What’s that Greenplum thing
Tomorrow I catch my flight to head to Las Vegas so I can attend Greenplum Days on Monday-Tuesday. I’m pretty excited about this trip even though I will be in Vegas and essentially spending all of my time in a conference. You see the last month or so I’ve been heavily working with the Greenplum Database. As someone with a past in all aspects of database interaction from DBA to Programmer to SysAdmin, I find the product to be a very powerful offering. It still has a little maturing to do, but it is currently dazzling me with some of the things we’ve been able to do.
Stepping back a little bit I should explain how Greenplum Database is different then your traditional database offering. In many aspects a database is very similar to a book, and in this instance I’ll compare them to an encyclopedia (those things where you found info before Google/Wikipedia). If you only have a small amount of information for your encyclopedia the book form this is fairly simple. Ideally this information is in alphabetical order and finding an entry is as simple as opening up the book and finding the correct page between the two covers. If you are lucky there may even be an table of contents or index where you can reference a term you a looking for and go directly to it. This is exactly what a database is doing in a digital setting. As a business that uses that data you have the book as the central source of the information and having one person who spends their day looking up things. As business ramps up having this one person scenario might not be fast enough for the company, so you look to other solutions. The traditional database method was that you hire someone that is faster at looking things up (bigger server), you might even hire the Rain Man because he can memorize the whole thing. Another approach that has become fairly common is going out and buying another copy of the encyclopedia and someone to read it (replication). This works out great in that not only does it double the amount of question you can answer but additionally if person #1 calls in sick or Rain Man leaves to accompany me to Las Vegas, you still have someone there to answer those questions. It gets a little more complicated in that when the next version of the encyclopedia comes out you need to make sure they both get it at the same time so they don’t give out conflicting information, but all in all this is a fairly good solution.
This method of handling databases has historically worked out well as people accept the bounds of what they can do. More and more though companies don’t want to know what’s in the encyclopedia, they want to know what’s in the whole library. They also don’t want to know what the entry on Edgar Allan Poe says, instead they want any entry that might talk about Poe or potentially any entry that might mention literary works from the early 19th century. Your traditional ways of looking for data break down very quickly here. Nobody looks through every book that comes into the library and notes any mention of such things and one person searching through the entire library to answer that question is a monumental task, it can’t be done in a timely manner.

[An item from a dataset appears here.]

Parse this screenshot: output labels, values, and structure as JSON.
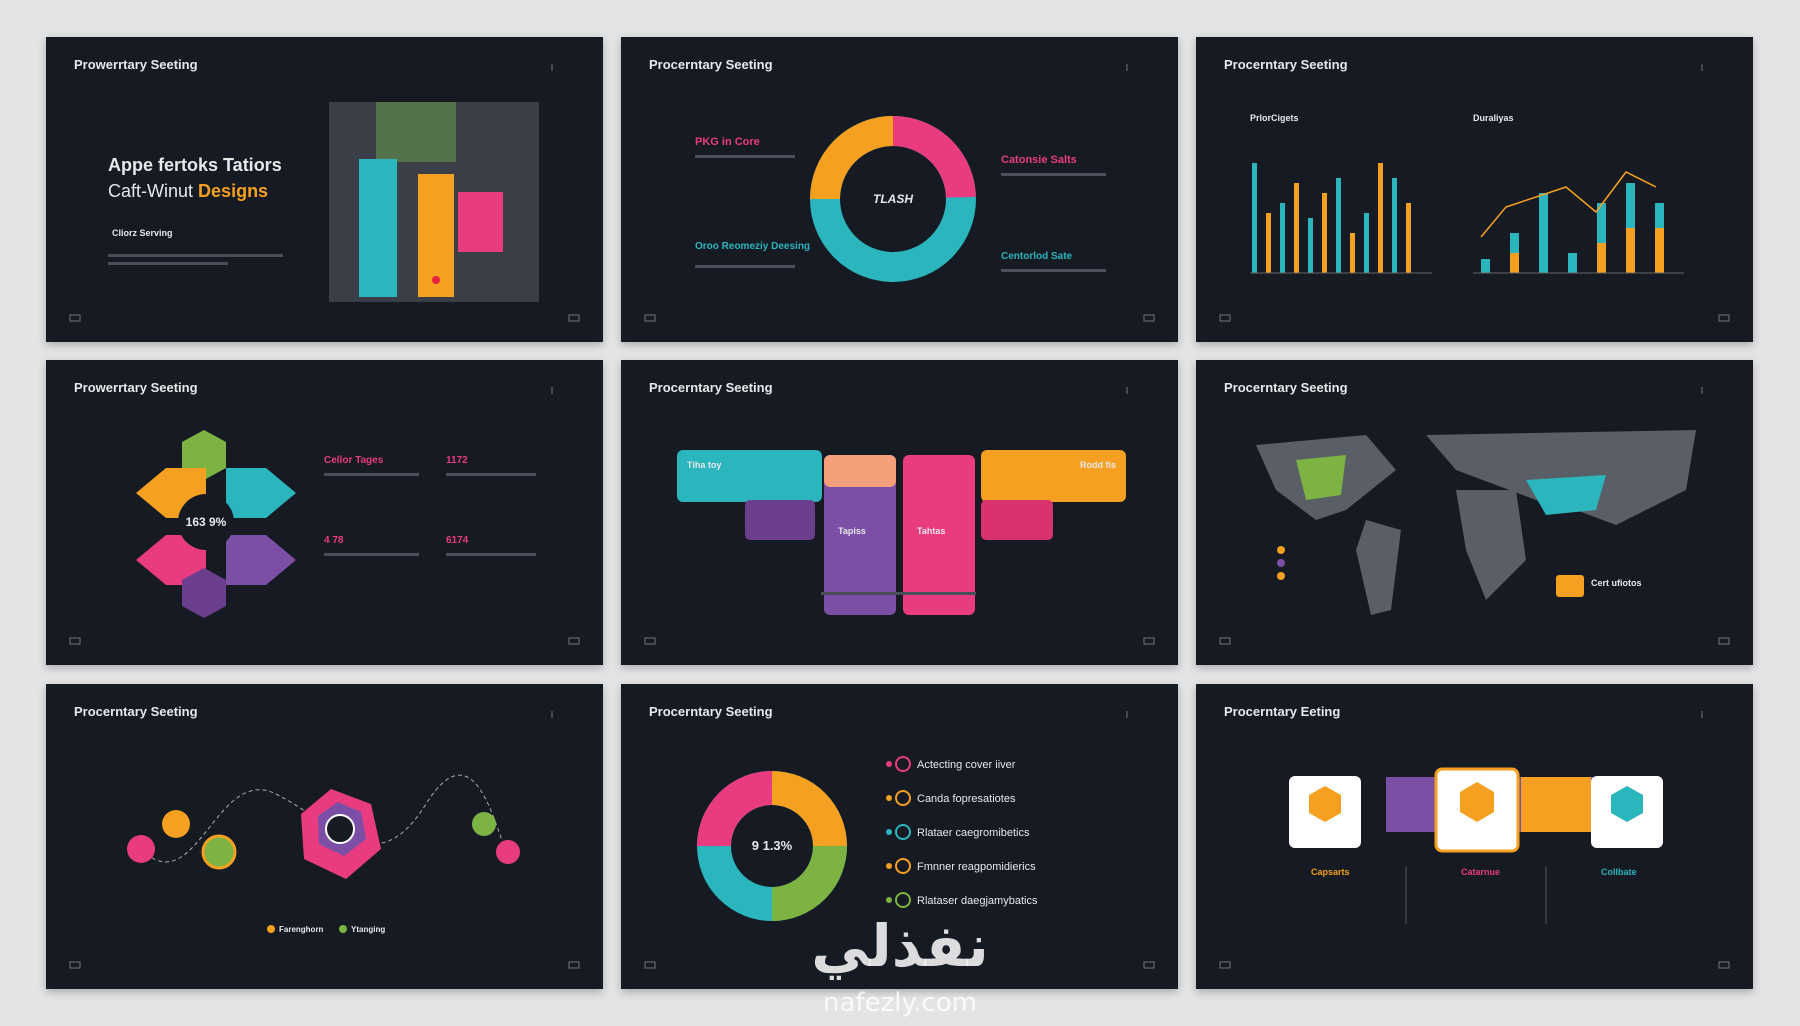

In the real world what you would do is hire a team of people and divide up the library so each person was in charge of a specific section, the more people you bring in the faster this is going to go. This runs well if of course you have a good system and someone who is very competent overlooking the whole project. It is this same track that databases have started to take, commonly referred to as sharding, and this is what Greenplum does. It splits the data up among a set of servers so when a question comes in it asks all of the workers to look at their smaller set of data, report back and the manager consolidates that data comes up with the answer. This works extremely well for massive sets of data compared to the old way of doing things. Greenplum is not the first to tackle the problem in this matter, but I do believe they are the first to abstract away most of the complication to set up and maintain such a system at a reasonable price.
So tomorrow I head out to Vegas to be a part of Greenplum’s announcement of their new software version as well as something called Greenplum Chorus. Greenplum 4.0 looks very promising and is going to make a huge impact upon our usage. As for Chorus, they’ve been touting as the next big thing in data warehousing, so it will be interesting to find out exactly what it is.